I noticed that a lot of threads relate to matching jfets for phasers etc. When I was reading one of the Penfold books (Practical Electronic Music Effects units) I noticed that he uses the two n-channel devices in a 4007UBE for a phaser and wondered if this could be used more widely as it would be cheaper than two J201s and presumably are ready matched,

Col
Col

e178453

Don't know the practicality of using other than specified.  Economically, not sure it's worth the effort.  Checked out 2N5952 fets fro a phase 90.  Mouser sells them for $.12 each if you buy 25.  So for $6 you could buy 50. Geofex has a very simple matching circuit, check it out, guy there says he got 4 or 5  good matched sets and a couple OK sets of 4 out of a lot of 75.

R.G.

Both right.

The CD4007 is a "do it yourself" CMOS gate that has matched MOSFETs inside. I've used this for matched MOSFETs before (See the MOS-Doubler at GEO). However, the MOSFETs in a CMOS gate share some problems with all MOSFETs - the MOSFET substrate/body diode. This looks like a reverse biased diode in parallel with the drain-to-source. That means that you can't put more than about 300mV in the reverse direction across them before that diode starts causing distortion.

EH used a CMOS gate in a phaser once. I think others have too. If it were really, really good, other people would have too, and the famous phasers would not be th P90 and Small Stone, but instead those CMOS phasers. That didn't happen, ergo other designers didn't like them either.

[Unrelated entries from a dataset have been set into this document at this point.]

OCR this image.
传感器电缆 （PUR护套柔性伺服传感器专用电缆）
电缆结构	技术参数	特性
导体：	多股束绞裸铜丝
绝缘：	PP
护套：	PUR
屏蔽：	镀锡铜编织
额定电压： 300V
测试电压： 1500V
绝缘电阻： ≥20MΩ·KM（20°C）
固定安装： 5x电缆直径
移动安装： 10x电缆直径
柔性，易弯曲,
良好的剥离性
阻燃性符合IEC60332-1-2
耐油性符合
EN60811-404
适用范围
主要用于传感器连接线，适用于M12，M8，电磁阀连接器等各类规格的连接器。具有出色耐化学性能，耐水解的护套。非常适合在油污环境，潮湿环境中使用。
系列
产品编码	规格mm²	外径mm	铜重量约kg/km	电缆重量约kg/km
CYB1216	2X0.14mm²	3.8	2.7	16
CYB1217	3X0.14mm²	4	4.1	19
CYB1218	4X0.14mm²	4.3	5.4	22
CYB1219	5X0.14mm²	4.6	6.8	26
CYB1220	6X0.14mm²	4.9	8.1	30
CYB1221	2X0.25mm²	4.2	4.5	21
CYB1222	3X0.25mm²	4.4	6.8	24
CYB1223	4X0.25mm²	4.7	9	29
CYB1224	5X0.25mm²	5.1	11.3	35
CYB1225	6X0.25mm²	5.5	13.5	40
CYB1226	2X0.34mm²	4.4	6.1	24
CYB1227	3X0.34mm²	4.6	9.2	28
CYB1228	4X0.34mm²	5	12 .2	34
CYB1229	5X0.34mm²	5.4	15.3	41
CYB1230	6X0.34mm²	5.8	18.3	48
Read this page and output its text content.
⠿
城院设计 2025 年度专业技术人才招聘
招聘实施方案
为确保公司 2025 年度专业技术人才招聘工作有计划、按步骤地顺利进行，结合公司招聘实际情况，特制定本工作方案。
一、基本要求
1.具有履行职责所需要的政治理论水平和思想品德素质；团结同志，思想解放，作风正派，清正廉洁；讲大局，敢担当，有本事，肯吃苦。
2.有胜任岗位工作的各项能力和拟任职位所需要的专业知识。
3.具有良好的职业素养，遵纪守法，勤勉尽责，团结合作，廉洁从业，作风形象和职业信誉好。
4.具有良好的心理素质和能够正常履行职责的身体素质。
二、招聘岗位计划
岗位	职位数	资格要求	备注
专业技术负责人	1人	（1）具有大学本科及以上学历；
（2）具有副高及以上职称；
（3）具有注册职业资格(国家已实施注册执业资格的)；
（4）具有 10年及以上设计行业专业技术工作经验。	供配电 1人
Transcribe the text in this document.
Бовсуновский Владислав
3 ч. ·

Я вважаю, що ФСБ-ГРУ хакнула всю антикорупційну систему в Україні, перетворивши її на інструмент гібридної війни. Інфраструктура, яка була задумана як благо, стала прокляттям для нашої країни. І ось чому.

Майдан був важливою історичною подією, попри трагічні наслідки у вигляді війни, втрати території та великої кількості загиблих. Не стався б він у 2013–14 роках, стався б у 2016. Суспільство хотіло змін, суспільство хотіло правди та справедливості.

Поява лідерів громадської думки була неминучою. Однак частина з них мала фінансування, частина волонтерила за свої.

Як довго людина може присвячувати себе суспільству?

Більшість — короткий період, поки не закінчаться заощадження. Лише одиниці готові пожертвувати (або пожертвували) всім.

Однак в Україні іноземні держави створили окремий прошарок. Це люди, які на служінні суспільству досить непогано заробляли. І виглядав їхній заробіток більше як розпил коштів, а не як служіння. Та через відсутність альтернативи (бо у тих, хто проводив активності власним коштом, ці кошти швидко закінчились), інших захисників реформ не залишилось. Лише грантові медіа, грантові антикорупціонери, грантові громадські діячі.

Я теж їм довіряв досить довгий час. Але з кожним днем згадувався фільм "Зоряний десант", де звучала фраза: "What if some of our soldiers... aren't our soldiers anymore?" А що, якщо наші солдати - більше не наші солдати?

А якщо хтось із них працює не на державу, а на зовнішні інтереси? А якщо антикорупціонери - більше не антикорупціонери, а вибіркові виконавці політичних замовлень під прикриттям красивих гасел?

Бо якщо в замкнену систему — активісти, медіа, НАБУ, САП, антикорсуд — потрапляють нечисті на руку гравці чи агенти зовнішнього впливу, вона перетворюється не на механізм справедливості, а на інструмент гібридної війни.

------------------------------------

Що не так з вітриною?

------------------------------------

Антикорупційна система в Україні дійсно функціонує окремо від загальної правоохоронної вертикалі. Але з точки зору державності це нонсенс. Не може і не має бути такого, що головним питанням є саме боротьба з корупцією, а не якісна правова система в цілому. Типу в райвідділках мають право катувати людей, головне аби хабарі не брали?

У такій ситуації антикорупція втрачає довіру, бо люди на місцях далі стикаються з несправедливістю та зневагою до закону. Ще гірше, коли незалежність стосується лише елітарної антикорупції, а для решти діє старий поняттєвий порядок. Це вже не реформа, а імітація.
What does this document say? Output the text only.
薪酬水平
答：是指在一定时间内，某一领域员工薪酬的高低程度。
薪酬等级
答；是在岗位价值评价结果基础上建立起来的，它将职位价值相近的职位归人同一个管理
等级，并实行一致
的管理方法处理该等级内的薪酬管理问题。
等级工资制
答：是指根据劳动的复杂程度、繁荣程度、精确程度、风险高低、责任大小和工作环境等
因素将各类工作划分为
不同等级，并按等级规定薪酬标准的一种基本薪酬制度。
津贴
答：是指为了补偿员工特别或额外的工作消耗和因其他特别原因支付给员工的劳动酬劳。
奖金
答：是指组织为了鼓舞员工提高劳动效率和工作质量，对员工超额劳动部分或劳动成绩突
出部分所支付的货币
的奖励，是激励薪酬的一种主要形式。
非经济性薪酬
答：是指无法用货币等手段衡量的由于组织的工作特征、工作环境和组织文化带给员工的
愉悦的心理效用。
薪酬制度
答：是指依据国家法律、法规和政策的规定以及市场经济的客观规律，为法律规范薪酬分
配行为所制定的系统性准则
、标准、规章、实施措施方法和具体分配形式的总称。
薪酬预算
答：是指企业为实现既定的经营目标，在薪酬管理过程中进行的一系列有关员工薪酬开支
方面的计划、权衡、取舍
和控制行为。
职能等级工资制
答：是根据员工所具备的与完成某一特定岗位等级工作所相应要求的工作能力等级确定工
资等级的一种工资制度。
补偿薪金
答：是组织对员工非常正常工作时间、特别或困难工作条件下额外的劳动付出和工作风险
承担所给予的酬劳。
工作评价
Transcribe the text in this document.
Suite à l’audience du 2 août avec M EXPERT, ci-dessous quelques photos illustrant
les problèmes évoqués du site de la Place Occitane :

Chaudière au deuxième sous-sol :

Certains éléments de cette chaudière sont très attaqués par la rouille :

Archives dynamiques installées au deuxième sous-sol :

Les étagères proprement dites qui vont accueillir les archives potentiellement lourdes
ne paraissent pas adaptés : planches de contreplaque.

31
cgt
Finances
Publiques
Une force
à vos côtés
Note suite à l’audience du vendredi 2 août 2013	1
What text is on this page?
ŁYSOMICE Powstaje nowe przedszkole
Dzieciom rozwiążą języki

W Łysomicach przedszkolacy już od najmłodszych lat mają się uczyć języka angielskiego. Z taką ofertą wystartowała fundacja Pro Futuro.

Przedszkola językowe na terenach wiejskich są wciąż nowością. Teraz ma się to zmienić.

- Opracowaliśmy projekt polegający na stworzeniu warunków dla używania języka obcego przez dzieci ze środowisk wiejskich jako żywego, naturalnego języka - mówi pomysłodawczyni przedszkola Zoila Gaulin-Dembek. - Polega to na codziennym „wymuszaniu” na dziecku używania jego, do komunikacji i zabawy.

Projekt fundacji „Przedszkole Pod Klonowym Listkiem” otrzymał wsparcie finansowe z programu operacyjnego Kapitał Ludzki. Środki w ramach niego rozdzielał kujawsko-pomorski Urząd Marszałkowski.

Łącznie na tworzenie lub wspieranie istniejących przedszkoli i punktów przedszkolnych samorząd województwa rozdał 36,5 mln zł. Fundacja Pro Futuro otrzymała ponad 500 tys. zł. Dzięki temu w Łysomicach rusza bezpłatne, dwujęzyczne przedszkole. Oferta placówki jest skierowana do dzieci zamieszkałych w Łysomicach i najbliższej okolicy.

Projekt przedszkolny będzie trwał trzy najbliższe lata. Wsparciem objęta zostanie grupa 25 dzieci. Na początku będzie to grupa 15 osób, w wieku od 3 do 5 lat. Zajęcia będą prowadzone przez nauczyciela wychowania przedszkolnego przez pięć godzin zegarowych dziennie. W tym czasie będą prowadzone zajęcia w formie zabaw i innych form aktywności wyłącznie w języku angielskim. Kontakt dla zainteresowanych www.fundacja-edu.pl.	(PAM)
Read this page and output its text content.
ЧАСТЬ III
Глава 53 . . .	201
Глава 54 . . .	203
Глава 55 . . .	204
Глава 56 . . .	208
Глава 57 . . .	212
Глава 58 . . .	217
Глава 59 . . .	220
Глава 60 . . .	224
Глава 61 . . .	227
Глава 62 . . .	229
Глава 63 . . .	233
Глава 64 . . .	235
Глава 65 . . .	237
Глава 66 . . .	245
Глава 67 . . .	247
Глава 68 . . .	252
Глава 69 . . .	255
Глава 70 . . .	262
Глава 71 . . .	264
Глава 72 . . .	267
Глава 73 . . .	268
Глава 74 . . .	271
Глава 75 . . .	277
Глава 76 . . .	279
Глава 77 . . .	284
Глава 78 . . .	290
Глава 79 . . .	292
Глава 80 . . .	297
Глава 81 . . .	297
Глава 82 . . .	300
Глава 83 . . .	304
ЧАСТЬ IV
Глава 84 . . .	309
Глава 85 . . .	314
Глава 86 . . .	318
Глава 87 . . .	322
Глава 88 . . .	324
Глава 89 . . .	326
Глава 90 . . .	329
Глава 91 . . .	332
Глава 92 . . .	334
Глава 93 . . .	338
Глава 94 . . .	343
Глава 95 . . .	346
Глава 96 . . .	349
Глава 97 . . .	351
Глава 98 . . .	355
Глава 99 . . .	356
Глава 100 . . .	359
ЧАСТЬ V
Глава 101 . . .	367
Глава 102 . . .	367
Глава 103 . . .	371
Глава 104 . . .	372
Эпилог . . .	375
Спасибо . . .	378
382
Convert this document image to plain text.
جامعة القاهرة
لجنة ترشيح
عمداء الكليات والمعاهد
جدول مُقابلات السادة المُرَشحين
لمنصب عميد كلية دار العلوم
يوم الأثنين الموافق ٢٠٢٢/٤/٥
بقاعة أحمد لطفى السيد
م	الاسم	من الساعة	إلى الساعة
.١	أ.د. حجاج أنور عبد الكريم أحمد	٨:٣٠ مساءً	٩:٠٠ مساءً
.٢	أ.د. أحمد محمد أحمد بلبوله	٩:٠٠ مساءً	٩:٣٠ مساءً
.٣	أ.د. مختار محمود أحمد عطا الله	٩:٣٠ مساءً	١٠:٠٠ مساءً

There's not much unplowed ground in analog effects.
R.G.

In response to the questions in the forum - PCB Layout for Musical Effects is available from The Book Patch. Search "PCB Layout" and it ought to appear.

Mark Hammer

Mike Irwin built the ETI phaser using a 4049, and reported that it was particularly noisy.  Those familiar with that project will note that it lacks any regeneration.  The reason?  Too damn noisy.  Can be improved upon with some design changes, apparently, but in the end nowhere near as quiet and well-behaved as an LDR-based phaser.